Mice not only giggle, they sing. (If we could hear them—the frequency is too high—they'd sound like songbirds.) Snails carry on courtships. Fish like the music of Mozart. And creatures can sense looming disaster: More than 35,000 people died in the 2004 tsunami in Sri Lanka, but perplexed officials found hardly any animal casualties. A thought-provoking look at what science reveals about how animals relate to the world we share.
Banana Republican: From the Buchanan File, Eric Rauchway, MA '93, PhD '96; Farrar, Straus & Giroux, $25.
Jay Gatsby is dead. Daisy Buchanan is plump. Nick Carraway has left West Egg for good. But Tom Buchanan, the racist, philandering husband in F. Scott Fitzgerald's The Great Gatsby, hasn't changed much in the years that separate that novel from this one. Here Tom describes his efforts to defend his financial interests in politically unstable Nicaragua in 1924. He's funnier and smarter, but a lout just the same. Rauchway is a history professor at UC-Davis.
Great House, Nicole Krauss, '96, MA '96; Norton, $24.95.
Krauss's third novel centers on an enormous desk—one of its 19 drawers has been locked for six decades—and the tangled succession of people who acquired it after it was plundered from the Budapest home of a Jewish scholar during the Holocaust. A meditation on the "crippling burden of memory," the book is suspenseful and enigmatic, with an ending that offers a measure of peace to its characters and to readers as well.
Bohemia in America: 1858-1920, Joanna Levin, PhD '01; Stanford U. Press, $65.
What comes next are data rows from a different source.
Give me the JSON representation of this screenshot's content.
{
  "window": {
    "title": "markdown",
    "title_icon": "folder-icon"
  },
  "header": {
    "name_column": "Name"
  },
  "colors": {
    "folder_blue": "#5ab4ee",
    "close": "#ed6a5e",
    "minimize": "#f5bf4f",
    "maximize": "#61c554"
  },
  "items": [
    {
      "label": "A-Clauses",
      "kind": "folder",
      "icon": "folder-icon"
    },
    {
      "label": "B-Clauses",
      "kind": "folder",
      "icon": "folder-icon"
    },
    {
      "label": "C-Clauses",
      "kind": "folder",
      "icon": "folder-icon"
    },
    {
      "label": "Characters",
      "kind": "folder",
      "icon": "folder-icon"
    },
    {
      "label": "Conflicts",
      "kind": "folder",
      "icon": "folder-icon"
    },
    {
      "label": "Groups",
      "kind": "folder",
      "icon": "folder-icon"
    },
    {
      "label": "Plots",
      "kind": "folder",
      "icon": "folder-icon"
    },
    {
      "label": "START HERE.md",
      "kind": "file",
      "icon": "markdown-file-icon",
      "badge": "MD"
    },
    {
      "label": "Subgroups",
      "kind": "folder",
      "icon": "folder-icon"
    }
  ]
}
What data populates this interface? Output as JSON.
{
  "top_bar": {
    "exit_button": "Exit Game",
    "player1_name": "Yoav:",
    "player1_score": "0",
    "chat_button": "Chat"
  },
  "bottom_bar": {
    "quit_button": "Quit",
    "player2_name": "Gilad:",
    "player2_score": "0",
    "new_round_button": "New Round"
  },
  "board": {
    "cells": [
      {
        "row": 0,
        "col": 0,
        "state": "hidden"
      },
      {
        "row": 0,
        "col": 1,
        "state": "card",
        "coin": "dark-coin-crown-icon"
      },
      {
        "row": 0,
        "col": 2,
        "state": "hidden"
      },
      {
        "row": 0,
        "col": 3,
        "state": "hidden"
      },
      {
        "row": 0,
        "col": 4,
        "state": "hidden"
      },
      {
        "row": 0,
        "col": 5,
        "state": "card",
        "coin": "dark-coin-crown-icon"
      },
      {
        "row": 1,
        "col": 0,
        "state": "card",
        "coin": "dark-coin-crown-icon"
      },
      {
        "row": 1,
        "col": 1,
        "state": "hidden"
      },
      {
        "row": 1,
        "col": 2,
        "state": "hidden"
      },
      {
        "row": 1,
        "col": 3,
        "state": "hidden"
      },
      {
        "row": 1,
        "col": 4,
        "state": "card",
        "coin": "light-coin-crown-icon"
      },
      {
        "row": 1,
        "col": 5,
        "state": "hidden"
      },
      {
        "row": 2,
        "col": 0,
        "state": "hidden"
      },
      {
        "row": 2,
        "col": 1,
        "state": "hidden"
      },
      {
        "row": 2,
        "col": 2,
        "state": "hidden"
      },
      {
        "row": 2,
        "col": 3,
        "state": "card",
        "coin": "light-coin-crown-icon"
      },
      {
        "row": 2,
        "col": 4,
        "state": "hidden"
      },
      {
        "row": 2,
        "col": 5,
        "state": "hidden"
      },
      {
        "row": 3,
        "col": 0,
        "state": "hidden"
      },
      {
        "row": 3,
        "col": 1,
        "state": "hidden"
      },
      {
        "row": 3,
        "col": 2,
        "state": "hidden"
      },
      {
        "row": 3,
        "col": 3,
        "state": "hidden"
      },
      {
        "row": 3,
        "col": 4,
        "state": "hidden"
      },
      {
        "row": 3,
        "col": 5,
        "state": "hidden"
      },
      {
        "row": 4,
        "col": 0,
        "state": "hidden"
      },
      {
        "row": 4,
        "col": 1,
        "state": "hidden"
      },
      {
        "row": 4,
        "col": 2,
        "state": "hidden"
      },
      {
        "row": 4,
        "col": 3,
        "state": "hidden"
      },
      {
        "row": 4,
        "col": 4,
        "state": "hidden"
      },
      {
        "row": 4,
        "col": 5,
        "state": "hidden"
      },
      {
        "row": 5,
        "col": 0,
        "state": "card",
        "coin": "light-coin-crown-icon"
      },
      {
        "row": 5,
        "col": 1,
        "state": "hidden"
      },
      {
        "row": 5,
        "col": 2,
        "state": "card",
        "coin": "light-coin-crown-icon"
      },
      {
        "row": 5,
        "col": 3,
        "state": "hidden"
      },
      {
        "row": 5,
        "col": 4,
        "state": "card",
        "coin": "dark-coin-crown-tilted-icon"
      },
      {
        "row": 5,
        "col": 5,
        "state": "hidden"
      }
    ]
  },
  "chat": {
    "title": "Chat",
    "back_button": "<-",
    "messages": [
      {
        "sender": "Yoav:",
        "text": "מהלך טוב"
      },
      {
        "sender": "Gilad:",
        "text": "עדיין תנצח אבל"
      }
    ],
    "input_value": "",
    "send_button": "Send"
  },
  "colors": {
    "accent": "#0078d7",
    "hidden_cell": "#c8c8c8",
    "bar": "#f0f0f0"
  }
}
"La vie boheme" began in Paris in the mid-19th century, then spread to New York and San Francisco. Levin follows it into the 20th century, noting its complexities and controversies. "[Bohemia's] denizens are clad loosely—seedily, in the vulgate—and they are shaggy as to the head, with abounding hair," said Harper's magazine in 1859. "Whatever is not 'respectable' they are."
'California is America writ early. Its civic diseases cross the Sierra Nevada or the Colorado River as easily as its blockbusters, gadgets and cabernet.'
—Joe Mathews and Mark Paul, '70, MA '71, in California Crackup; U. of California Press, 19.95
Anne Stephenson is a former book columnist with the Arizona Republic in Phoenix.